Neil Gaiman is a charmingly bizarre combination of Roald Dahl and Edgar Allen Poe. He has gained rock star status as a writer in the hipster/nerd crowd, penning popular episodes of Doctor Who, winning repeat Hugos and Nebulas, and gaining a Twitter following that boggles the mind. Gaiman's imagination produces fantastically dark and quirky stories that appeal to both children and adults. Often, he blurs the line between the two genres, weaving fairy tales so eerie and rife with horror that they put the Brothers Grimm to shame. His newest, The Ocean at the End of the Lane, is a story told from a child's perspective but with adult hindsight and peculiar themes. The now-middle-aged narrator (whose name remains a mystery) returns to his childhood home on a rural, wooded lane in Sussex. His homecoming spurs the return of the long-forgotten memory of his seventh birthday. That was the year he got a cat, lost a cat, accidentally used his body as a passage to welcome in spirits that do not belong in this world and got another cat.
Following the suicide of one of his parents' boarders, our narrator seeks refuge in the home of his eccentric neighbors, the Hempstocks. Though Lettie Hempstock claims to be only 11, our narrator is sure she is wise beyond her years, since she understands things about the world that he has never even imagined.
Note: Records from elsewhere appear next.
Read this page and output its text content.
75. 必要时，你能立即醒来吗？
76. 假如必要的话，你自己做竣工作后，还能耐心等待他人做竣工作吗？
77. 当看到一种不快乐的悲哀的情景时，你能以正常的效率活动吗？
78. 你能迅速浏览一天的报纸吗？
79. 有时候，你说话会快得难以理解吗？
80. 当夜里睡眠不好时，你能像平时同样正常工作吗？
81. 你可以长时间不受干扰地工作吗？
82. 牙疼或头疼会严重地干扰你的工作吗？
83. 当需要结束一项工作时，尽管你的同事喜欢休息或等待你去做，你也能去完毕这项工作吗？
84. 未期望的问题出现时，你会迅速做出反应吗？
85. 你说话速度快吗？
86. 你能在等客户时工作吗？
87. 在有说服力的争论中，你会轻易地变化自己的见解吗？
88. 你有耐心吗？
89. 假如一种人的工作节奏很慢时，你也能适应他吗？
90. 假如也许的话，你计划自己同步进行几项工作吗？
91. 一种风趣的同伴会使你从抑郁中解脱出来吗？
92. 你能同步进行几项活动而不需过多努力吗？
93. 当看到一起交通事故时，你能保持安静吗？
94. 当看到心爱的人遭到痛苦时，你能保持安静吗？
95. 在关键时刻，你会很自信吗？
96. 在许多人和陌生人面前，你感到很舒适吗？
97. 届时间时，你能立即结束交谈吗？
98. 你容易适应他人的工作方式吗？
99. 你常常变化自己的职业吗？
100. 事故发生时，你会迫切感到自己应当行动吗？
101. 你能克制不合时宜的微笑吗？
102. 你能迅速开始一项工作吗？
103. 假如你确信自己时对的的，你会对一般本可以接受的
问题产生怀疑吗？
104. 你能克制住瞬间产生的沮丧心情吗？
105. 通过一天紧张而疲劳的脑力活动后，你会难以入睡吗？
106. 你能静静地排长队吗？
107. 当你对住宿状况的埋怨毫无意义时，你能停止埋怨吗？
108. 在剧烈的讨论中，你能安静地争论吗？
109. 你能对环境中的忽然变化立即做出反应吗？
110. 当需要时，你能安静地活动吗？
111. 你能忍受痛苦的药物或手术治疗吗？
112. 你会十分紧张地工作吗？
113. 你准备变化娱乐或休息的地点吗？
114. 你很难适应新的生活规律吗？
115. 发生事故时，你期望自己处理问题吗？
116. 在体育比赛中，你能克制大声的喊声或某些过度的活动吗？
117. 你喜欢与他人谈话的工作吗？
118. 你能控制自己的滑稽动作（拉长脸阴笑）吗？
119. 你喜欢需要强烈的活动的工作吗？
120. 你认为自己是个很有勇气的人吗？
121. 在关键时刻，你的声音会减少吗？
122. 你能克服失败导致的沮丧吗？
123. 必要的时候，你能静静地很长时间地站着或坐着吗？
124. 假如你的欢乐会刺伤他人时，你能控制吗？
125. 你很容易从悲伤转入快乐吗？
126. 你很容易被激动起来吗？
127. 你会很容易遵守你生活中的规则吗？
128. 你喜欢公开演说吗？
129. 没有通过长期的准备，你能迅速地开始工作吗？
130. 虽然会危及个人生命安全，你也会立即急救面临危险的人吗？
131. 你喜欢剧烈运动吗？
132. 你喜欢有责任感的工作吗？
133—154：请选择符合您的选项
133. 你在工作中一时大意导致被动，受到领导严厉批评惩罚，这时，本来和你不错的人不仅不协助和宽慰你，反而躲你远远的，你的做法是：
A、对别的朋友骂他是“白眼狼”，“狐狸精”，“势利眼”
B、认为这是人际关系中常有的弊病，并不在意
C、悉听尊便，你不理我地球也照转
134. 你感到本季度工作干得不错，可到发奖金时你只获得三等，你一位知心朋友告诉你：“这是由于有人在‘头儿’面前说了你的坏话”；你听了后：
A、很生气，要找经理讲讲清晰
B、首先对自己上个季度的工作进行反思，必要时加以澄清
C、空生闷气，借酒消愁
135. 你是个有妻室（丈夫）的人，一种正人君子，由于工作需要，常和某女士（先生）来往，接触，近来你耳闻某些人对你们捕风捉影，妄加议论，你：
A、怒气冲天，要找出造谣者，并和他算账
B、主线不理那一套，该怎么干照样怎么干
With the help of her mother and grandmother, Lettie has to close the supernatural doorway she has accidentally opened before something terrible makes its way through.
Ocean is being billed as one of Gaiman's first adult novels in a long while, but this description is questionable. Though many of the underlying themes are heavy-hitting and certainly not sugarcoated, there is no reason why a young adult or pre-teen could not fully enjoy, comprehend or process them. Gaiman illustrates the ideas of loss, love and trust in a way that borders on the allegorical, while at the same time being tragically realistic in terms of emotions. These are not foreign themes when compared to the required reading lists at most junior high schools. Still, Gaiman adds a twisted and peculiar originality to the otherwise common literary themes.
Ocean is more devastating than some of his previous novels, like Coraline and The Graveyard Book. It's also slightly less engrossing; it meanders from beginning to end, coming together in small pieces from time to time. His other works, for adults and children, have a stronger sense of direction and more artfully complex story structures. Ocean is still cleverly delightful, but it's not Gaiman at his best.